All of this gives me a different perspective moving into 2015 and so hopefully my resolutions have a little more weight this year:

  1. Work less - I guess a fancy way to say this is that I need a better work-life balance or that I need to work smarter. ln my case I think I just need to work less in order to redress the balance and be smarter in my work.
  2. Exercise more - me and several million others in the world I'm guessing! But my reason isn't to lose weight but, linked to the first resolution, to lower my overall stress levels. Plus I'm not getting any younger!
  3. Serve God in community - I recently read a book called Community by Brad House. It re-affirmed to me the importance of small groups in the church but added an emphasis on those groups being invested in the community. I want to be part of a group like that.
  4. Finish my PhD - I've done the coursework and written the papers.

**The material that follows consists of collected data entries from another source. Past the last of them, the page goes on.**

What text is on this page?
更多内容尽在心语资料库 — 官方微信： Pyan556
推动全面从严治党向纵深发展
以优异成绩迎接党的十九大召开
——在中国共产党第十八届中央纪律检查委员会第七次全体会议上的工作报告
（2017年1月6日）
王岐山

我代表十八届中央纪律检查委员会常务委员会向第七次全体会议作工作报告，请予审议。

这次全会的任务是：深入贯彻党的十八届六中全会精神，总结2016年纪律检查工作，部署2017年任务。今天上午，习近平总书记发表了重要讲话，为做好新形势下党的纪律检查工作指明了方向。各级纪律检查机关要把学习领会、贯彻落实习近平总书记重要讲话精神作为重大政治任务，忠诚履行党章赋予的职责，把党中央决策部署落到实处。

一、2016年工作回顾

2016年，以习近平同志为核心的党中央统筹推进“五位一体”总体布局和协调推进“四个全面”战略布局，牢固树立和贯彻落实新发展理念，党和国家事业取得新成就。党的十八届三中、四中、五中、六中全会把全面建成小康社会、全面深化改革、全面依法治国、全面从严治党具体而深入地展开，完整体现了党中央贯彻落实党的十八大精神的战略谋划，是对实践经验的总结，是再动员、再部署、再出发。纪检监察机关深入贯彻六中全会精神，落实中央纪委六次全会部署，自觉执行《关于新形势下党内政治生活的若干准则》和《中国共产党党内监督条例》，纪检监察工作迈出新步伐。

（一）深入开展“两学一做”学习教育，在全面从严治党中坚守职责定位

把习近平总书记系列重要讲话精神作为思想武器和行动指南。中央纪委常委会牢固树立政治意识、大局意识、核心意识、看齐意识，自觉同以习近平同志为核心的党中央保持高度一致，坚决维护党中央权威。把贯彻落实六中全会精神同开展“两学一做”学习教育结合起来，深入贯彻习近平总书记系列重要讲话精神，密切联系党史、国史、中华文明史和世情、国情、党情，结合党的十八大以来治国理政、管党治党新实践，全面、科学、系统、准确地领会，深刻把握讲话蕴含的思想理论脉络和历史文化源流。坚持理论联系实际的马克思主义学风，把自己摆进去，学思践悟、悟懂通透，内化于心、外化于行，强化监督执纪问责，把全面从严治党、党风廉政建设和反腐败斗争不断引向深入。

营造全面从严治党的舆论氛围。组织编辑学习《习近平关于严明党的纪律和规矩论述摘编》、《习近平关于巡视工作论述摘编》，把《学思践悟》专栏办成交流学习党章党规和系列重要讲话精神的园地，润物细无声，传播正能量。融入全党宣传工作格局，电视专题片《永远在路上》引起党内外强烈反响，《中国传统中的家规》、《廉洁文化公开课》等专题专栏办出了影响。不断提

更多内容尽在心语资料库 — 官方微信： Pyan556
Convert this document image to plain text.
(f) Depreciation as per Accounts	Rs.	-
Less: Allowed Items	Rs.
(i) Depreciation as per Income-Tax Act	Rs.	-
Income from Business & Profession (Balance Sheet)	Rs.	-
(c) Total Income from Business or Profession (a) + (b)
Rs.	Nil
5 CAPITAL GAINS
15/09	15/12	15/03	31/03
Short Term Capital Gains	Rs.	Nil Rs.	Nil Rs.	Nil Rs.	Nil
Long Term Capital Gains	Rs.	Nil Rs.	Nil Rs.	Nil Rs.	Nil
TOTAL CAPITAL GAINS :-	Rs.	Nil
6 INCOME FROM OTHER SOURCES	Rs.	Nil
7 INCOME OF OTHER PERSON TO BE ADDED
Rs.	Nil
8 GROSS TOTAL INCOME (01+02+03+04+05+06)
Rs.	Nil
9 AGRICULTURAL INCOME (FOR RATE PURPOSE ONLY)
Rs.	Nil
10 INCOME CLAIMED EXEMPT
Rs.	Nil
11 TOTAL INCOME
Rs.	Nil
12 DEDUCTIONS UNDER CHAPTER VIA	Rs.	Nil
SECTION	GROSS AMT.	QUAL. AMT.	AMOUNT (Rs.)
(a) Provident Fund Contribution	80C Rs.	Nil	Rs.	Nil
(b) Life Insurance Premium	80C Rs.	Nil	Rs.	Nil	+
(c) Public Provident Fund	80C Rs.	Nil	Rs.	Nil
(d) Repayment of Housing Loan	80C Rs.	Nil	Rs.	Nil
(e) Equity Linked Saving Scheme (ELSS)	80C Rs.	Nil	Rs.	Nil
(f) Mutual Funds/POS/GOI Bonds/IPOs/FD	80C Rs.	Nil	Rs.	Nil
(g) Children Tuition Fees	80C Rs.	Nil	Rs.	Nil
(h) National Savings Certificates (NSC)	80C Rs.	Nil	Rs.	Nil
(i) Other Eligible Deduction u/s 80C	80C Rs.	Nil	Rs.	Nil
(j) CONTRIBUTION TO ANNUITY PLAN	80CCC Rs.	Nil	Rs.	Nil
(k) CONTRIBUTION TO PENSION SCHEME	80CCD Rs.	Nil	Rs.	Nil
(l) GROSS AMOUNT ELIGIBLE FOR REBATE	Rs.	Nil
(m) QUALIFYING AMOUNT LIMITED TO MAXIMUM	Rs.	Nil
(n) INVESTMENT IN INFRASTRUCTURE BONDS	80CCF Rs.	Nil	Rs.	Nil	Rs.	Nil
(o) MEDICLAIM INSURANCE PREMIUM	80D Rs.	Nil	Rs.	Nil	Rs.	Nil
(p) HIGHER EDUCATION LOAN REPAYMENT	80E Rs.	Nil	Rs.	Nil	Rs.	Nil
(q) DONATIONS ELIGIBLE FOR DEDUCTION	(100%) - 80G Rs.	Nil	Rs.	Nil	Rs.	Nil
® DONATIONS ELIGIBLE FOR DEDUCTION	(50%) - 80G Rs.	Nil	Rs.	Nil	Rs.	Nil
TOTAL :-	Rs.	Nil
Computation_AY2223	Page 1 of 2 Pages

I just need to pull together my dissertation, defend it and I'm done with my degree at IIT.

And that's it. Four resolutions are plenty! Anyone else have different resolutions this year?

Happy New Year !

Tuesday, December 16, 2014

U Shaped Curves and Work-Life Balance

I'm not a sociologist, nor a psychologist. In a different blog I might open up about my opinion on the latter so-called "profession" (hint-hint) but for this blog I wanted to give some thoughts on the former. I have a growing appreciation for sociology and my favorite sociologists are probably not on anyone's list of conventional sociologists... I have a high regard for Robert Lewis and particularly his book Raising a Modern Day Knight in which he addresses the topic of raising healthy young men in the modern world. My other favourite is Malcolm Gladwell.

I recently finished reading David and Goliath in which, typical Gladwell style, he covers a myriad of topics from the London Blitz, to entrepeneurship, to school class size, and tries to tie them all together. His device for doing this was the "inverted-U". The argument goes that life is not linear and that more of something (or less of something if it's a bad thing) is not always better, but that beyond a certain point things stop getting better and actually turn downwards again. On the topic of class size he makes quite a convincing argument that there's an optimum class size somewhere in the high teens to low 20's and that going smaller doesn't work so well.

The concept of U-shaped curves or inverted-U curves resonated with me as it's common to see this in engineering where there's often an optimum point on a curve for all sorts of things... pH for biological systems, lifecycle costs of capital vs operating costs, improvement in my pool game vs number of beers I've had... OK the last one wasn't strictly engineering!

It struck me that the inverted-U could also be applied to work-life balance. It's obvious that if you're a lazy git or a "jobsworth" that does the bare minimum then you're probably not the most productive employee for a firm. What's not so obvious is that if you maximize your effort and try to do so for year after year then you might just burn out and then you're worse off than a lazy git (plus you'll have stress issues and have no life outside of work). Sure, people talk about "working smarter" instead of harder, but they still mean work more overall, I think, or at least it still seems to work out that way. The figure below puts all this into a graph.

 

From a personal perspective I've recently realized that I'm way too far to the right on the curve and have been that way for a couple of years now. My goal for 2015 is to figure out how to dial it back a bit and get into a sensible zone where my life is balanced and I don't burn out. How about you?